A 5a Turma Cível do Tribunal de Justiça do Distrito Federal e Territórios, por unanimidade, deu provimento ao recurso do Ministério Publico do Distrito Federal e Territórios e aumentou a condenação ao pagamento de multa civil do conselheiro do Tribunal de Contas do Distrito Federal, Manoel Paulo de Andrade Neto, de três para 10 vezes o valor de sua remuneração no cargo que exercia à época dos fatos, bem como incluiu na punição, a proibição de contratar ou receber beneficio do Poder Público pelo prazo de três anos.   

O Ministério Público do Distrito Federal ajuizou ação civil pública contra o conselheiro, em razão de suposto cometimento de atos de improbidade administrativa, previstos nos artigos 9º e 11 da Lei nº 8.429/1992, e sustentou que o requerido teria agido de forma ilícita ao participar do julgamento do processo nº 3.674/2008 do TCDF, do qual estaria impedido, por ser permissionário de serviço de táxi, e o processo tratar diretamente de interesses da categoria profissional dos taxistas.

O Conselheiro apresentou contestação na qual defendeu a legalidade de sua participação nos julgamentos questionados, alegou a inexistência de motivos para sua suspeição ou impedimento nos mencionados pelo MPDFT, que jamais escondeu sua condição de permissionário do serviço de táxi, e que apresentou toda a documentação exigida por lei ao tomar posse como membro do TCDF.

O Juiz da 3a vara de Fazenda Pública do Distrito Federal condenou o conselheiro  ao pagamento de multa civil no valor de três vezes a remuneração de seu cargo à época dos fatos.

Ambas as partes recorreram, mas os desembargadores entenderam que apenas o MPDFT tinha razão, pois pela gravidade da conduta ilegal praticada pelo conselheiro, sua punição deveria ser aumentada: “Nesse contexto, é indubitável que o cargo de Conselheiro do Tribunal de Contas do Distrito Federal é de suma importância para a sociedade e exige de seus membros manter conduta ilibada e imparcial, com a observância estrita dos princípios norteadores da Administração Pública.
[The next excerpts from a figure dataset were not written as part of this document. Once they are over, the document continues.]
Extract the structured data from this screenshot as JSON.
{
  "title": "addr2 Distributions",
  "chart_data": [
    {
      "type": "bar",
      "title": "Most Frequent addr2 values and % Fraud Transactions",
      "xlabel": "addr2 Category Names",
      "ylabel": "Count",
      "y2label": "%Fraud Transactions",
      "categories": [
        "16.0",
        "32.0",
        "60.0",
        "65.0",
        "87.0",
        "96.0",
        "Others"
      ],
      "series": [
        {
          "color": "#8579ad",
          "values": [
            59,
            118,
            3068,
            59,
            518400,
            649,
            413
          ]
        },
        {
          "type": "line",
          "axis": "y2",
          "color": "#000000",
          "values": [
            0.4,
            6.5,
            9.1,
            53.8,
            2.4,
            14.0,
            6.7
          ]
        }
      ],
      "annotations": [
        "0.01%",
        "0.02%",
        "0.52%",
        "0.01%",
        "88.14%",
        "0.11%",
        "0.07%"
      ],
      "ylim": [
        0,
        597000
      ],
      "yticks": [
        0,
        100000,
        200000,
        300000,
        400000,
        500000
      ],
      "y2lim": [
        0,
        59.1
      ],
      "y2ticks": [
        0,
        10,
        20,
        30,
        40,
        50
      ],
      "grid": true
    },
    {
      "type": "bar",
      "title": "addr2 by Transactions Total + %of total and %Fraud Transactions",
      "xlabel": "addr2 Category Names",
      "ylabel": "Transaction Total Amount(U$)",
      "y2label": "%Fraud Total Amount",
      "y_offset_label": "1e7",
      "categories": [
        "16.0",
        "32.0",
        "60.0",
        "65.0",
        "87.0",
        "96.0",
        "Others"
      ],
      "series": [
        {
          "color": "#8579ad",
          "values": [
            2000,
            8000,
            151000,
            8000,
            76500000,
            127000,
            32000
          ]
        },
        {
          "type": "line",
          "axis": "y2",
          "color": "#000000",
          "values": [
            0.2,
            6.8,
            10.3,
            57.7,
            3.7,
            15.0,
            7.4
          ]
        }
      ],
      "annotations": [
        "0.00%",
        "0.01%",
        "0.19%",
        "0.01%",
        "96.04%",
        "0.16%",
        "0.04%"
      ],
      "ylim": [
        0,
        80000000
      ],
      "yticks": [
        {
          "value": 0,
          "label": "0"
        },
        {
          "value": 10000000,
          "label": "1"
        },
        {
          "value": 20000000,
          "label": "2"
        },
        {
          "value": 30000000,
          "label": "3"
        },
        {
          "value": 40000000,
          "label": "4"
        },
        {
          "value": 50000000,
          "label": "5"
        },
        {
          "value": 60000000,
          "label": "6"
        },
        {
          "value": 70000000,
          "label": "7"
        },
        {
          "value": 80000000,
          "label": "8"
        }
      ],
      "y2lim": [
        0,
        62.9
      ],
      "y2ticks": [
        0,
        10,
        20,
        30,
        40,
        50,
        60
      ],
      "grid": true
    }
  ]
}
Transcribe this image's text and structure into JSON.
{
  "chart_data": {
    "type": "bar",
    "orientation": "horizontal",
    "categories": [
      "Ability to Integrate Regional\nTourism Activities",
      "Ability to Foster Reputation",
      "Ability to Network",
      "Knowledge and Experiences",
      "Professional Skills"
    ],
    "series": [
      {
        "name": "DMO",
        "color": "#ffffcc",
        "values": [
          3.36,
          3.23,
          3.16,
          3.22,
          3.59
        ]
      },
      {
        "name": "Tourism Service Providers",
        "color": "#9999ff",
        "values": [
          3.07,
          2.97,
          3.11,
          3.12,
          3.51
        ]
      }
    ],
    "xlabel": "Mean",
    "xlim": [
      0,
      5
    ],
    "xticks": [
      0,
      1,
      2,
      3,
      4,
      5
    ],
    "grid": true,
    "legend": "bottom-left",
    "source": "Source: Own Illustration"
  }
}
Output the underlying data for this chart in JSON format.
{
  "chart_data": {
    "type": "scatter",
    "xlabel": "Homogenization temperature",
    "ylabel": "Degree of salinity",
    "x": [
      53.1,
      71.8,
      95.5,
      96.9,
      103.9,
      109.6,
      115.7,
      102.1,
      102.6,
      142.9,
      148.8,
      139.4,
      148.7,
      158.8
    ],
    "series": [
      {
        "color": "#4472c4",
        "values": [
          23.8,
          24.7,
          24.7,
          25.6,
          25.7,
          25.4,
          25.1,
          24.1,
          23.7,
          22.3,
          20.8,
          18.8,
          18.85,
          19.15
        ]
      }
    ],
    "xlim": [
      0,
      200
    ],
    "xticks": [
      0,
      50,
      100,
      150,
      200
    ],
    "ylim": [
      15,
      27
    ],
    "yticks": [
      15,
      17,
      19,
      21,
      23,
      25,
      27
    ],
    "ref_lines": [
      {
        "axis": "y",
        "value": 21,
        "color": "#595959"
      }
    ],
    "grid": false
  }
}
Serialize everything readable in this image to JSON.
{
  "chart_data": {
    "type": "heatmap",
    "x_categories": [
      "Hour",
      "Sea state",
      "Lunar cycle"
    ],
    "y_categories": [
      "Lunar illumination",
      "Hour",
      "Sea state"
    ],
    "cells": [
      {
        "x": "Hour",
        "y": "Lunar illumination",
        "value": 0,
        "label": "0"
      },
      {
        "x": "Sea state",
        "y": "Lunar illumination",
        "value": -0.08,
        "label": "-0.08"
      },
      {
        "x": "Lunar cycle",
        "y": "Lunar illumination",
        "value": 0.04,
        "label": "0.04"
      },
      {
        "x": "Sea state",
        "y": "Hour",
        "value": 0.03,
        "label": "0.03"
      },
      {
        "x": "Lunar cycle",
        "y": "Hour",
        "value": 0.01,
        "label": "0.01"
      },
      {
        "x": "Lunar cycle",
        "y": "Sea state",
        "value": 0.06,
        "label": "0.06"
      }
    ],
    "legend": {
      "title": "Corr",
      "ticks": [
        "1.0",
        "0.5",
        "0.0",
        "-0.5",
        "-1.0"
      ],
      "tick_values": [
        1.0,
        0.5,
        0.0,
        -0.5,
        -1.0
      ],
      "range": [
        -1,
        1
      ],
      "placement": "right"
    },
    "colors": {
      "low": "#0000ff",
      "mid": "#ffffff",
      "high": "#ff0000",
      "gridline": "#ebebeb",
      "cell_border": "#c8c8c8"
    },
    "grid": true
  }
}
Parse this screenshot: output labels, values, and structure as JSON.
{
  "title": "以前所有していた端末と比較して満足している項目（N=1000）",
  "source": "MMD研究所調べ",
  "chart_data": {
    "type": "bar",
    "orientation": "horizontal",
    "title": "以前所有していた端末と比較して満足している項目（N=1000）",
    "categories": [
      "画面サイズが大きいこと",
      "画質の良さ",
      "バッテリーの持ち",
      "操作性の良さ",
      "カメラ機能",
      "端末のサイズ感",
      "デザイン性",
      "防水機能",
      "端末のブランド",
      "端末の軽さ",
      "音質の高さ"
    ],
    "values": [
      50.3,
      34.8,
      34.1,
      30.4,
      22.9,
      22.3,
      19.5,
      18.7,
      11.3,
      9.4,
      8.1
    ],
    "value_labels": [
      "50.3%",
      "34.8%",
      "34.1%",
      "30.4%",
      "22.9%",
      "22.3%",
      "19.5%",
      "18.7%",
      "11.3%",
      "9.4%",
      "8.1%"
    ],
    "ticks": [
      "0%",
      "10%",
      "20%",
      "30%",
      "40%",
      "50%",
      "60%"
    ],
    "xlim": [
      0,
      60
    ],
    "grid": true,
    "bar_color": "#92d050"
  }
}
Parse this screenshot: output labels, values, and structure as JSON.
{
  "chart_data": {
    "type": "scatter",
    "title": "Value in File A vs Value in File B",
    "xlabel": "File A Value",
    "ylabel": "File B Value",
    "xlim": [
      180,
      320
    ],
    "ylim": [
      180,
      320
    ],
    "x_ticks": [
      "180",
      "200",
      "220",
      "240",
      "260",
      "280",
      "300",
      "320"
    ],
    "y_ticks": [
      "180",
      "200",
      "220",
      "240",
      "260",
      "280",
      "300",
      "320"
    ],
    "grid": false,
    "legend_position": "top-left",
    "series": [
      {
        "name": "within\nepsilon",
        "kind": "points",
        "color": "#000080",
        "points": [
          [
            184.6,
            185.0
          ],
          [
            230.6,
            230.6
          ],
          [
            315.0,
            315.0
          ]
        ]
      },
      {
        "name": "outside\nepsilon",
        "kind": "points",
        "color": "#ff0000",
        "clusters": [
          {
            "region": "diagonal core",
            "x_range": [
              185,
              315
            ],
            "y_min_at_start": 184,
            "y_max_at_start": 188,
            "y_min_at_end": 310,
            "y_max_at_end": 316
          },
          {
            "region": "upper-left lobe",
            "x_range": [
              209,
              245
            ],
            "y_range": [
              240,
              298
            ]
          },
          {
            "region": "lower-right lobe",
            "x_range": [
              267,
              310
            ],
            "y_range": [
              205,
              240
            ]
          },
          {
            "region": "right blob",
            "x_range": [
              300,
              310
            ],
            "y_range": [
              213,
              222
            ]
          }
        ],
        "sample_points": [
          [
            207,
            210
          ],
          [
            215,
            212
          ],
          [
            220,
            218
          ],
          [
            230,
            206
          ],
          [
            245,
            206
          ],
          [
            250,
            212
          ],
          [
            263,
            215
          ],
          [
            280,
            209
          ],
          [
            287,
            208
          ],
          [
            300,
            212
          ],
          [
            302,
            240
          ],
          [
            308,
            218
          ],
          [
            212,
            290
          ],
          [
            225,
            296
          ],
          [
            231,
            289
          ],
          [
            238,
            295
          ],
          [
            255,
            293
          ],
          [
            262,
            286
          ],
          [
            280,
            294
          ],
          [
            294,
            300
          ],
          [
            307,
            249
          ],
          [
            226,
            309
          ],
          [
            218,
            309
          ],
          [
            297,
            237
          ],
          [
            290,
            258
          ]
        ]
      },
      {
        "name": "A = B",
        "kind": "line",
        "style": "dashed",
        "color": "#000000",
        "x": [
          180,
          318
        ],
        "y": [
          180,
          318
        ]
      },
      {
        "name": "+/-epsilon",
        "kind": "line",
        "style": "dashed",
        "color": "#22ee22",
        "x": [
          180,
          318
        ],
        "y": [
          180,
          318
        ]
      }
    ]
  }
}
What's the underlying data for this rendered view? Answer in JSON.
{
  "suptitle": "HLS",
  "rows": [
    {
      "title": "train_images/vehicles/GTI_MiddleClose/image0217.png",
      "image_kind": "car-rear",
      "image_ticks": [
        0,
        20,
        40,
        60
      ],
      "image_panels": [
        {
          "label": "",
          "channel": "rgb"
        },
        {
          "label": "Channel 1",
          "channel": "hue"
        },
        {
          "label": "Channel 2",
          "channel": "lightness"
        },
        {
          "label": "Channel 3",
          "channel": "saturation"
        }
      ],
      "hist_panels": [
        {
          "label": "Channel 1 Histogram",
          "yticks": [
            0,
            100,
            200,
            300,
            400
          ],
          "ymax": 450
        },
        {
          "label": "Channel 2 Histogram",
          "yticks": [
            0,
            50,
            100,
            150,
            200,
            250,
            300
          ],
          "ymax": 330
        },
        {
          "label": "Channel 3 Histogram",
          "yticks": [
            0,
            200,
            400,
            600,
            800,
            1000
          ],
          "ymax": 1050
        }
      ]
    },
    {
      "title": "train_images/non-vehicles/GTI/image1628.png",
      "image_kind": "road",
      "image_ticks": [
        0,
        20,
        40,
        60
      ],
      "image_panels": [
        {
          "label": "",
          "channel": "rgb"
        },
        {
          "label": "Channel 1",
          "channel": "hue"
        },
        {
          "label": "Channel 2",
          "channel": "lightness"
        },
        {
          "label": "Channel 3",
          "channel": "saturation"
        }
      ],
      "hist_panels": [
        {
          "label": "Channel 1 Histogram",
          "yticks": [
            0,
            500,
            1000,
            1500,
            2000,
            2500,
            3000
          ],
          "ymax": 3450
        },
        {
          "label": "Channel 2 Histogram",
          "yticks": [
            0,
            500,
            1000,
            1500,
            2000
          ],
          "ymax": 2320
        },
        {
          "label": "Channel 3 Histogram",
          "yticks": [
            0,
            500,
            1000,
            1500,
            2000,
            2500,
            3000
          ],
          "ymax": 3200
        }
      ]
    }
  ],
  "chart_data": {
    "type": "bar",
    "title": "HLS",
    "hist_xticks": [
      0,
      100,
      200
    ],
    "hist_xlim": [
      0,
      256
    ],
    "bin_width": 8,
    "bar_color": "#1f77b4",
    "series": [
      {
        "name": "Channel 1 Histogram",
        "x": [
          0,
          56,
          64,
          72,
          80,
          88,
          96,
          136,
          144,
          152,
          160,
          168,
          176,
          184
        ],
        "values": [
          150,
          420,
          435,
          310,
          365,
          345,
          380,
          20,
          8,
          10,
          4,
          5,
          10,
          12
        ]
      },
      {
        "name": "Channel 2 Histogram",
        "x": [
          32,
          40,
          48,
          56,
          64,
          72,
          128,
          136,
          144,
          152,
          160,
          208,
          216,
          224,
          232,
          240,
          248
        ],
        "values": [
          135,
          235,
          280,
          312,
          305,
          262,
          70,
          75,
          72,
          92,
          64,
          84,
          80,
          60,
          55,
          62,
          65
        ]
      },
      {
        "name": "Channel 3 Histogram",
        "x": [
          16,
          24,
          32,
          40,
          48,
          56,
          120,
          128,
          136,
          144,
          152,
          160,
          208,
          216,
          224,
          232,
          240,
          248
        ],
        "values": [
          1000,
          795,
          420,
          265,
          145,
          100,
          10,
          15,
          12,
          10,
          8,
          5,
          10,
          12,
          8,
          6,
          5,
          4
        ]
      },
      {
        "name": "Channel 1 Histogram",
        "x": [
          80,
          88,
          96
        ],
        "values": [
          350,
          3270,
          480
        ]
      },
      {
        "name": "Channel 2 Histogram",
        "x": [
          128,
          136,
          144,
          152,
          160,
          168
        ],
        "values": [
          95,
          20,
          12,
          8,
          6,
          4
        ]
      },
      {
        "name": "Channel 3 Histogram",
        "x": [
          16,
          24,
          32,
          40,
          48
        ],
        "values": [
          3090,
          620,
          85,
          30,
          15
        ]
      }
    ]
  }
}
Assim, vê-se claramente que a conduta do réu é desarrazoada e contrária ao comportamento esperado de um conselheiro do TCDF. O simples fato de ser o réu titular de licença pública para a atividade de taxista já seria motivo hábil a ensejar seu impedimento para a análise de procedimento administrativo de controle externo a respeito do tema agora em evidência. Com efeito, o fato em questão violou os princípios da impessoabilidade e da moralidade. Há de se ressaltar que o procedimento administrativo somente foi devolvido e o réu declarado impedido após denúncia junto ao TCDF e publicação de reportagem nos meios de comunicação. Logo, não houve qualquer vontade própria do réu em sanar a irregularidade que ele mesmo perpetrou. Nesse contexto, a penalidade aplicada deve ser majorada”.